The Department of History has close, collaborative relationships with other programs across the Catholic University campus.

 

History graduate students often take courses, share mentoring, and design doctoral fields with faculty in other departments and schools.  The department values the interdisciplinary study that such collaboration fosters.

All graduate students in History must qualify in one or more foreign language, and doctoral students may go on to advanced study of texts in those languages.  Many History students acquire reading comprehension in modern languages for purposes of secondary source research through curriculum offered by the Department of Modern Languages and Literatures.  Students in medieval and in some cases early modern history require advanced proficiency in Latin – and, depending upon their particular fields of research, Greek, or Arabic or other languages of the early Near East – and the department is fortunate in the remarkable array of languages on offer at the university.
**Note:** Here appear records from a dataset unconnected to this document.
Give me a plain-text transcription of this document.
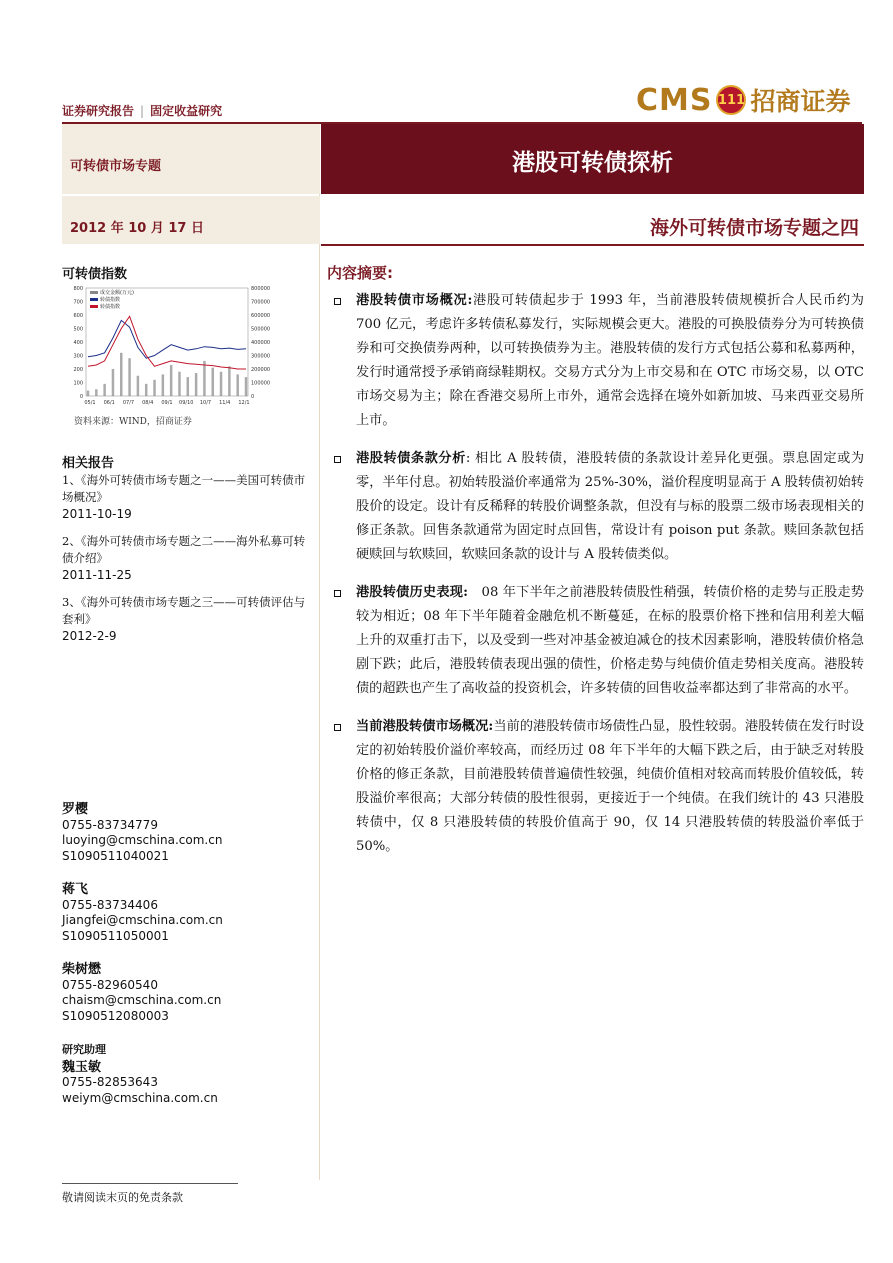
证券研究报告 | 固定收益研究	CMS 111 招商证券
可转债市场专题
2012 年 10 月 17 日
港股可转债探析
海外可转债市场专题之四
可转债指数
800
700
600
500
400
300
200
100
0
800000
700000
600000
500000
400000
300000
200000
100000
0
05/1 06/1 07/7 08/4 09/1 09/10 10/7 11/4 12/1
成交金额(万元)
转债指数
转债指数
资料来源：WIND，招商证券
相关报告
1、《海外可转债市场专题之一——美国可转债市场概况》
2011-10-19
2、《海外可转债市场专题之二——海外私募可转债介绍》
2011-11-25
3、《海外可转债市场专题之三——可转债评估与套利》
2012-2-9
罗樱
0755-83734779
luoying@cmschina.com.cn
S1090511040021
蒋飞
0755-83734406
Jiangfei@cmschina.com.cn
S1090511050001
柴树懋
0755-82960540
chaism@cmschina.com.cn
S1090512080003
研究助理
魏玉敏
0755-82853643
weiym@cmschina.com.cn
敬请阅读末页的免责条款
内容摘要:
港股转债市场概况:港股可转债起步于 1993 年，当前港股转债规模折合人民币约为 700 亿元，考虑许多转债私募发行，实际规模会更大。港股的可换股债券分为可转换债券和可交换债券两种，以可转换债券为主。港股转债的发行方式包括公募和私募两种，发行时通常授予承销商绿鞋期权。交易方式分为上市交易和在 OTC 市场交易，以 OTC 市场交易为主；除在香港交易所上市外，通常会选择在境外如新加坡、马来西亚交易所上市。
港股转债条款分析: 相比 A 股转债，港股转债的条款设计差异化更强。票息固定或为零，半年付息。初始转股溢价率通常为 25%-30%，溢价程度明显高于 A 股转债初始转股价的设定。设计有反稀释的转股价调整条款，但没有与标的股票二级市场表现相关的修正条款。回售条款通常为固定时点回售，常设计有 poison put 条款。赎回条款包括硬赎回与软赎回，软赎回条款的设计与 A 股转债类似。
港股转债历史表现:　08 年下半年之前港股转债股性稍强，转债价格的走势与正股走势较为相近；08 年下半年随着金融危机不断蔓延，在标的股票价格下挫和信用利差大幅上升的双重打击下，以及受到一些对冲基金被迫减仓的技术因素影响，港股转债价格急剧下跌；此后，港股转债表现出强的债性，价格走势与纯债价值走势相关度高。港股转债的超跌也产生了高收益的投资机会，许多转债的回售收益率都达到了非常高的水平。
当前港股转债市场概况:当前的港股转债市场债性凸显，股性较弱。港股转债在发行时设定的初始转股价溢价率较高，而经历过 08 年下半年的大幅下跌之后，由于缺乏对转股价格的修正条款，目前港股转债普遍债性较强，纯债价值相对较高而转股价值较低，转股溢价率很高；大部分转债的股性很弱，更接近于一个纯债。在我们统计的 43 只港股转债中，仅 8 只港股转债的转股价值高于 90，仅 14 只港股转债的转股溢价率低于 50%。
To that end, History students regularly take coursework with faculty in the Department of Greek and Latin or in the Department of Semitic and Egyptian Languages and Literatures.

Catholic University is particularly rich in faculty expertise in late antiquity and the middle ages, with experts ranging across many subject areas.  History students who specialize in these periods or want to prepare minor doctoral fields in them regularly take advantage of curricular and co-curricular offerings by the Center for Medieval and Byzantine Studies and the Center for Early Christian Studies.  The School of Theology and Religious Studies has masters and doctoral programs in Church History, and History and Church History students may take courses in each other’s areas.

With the guidance of advisers, doctoral students prepare for comprehensive examinations in one major and two minor fields, and one of the minor fields may be entirely outside the discipline of history.  Fields may range from literature to politics to media studies, making it possible to craft interdisciplinary doctoral projects.  Faculty in History regularly participate in fashioning comprehensive exams and mentoring dissertation projects for doctoral students in other disciplines, and History students likewise draw upon faculty expertise elsewhere on campus for the same purposes.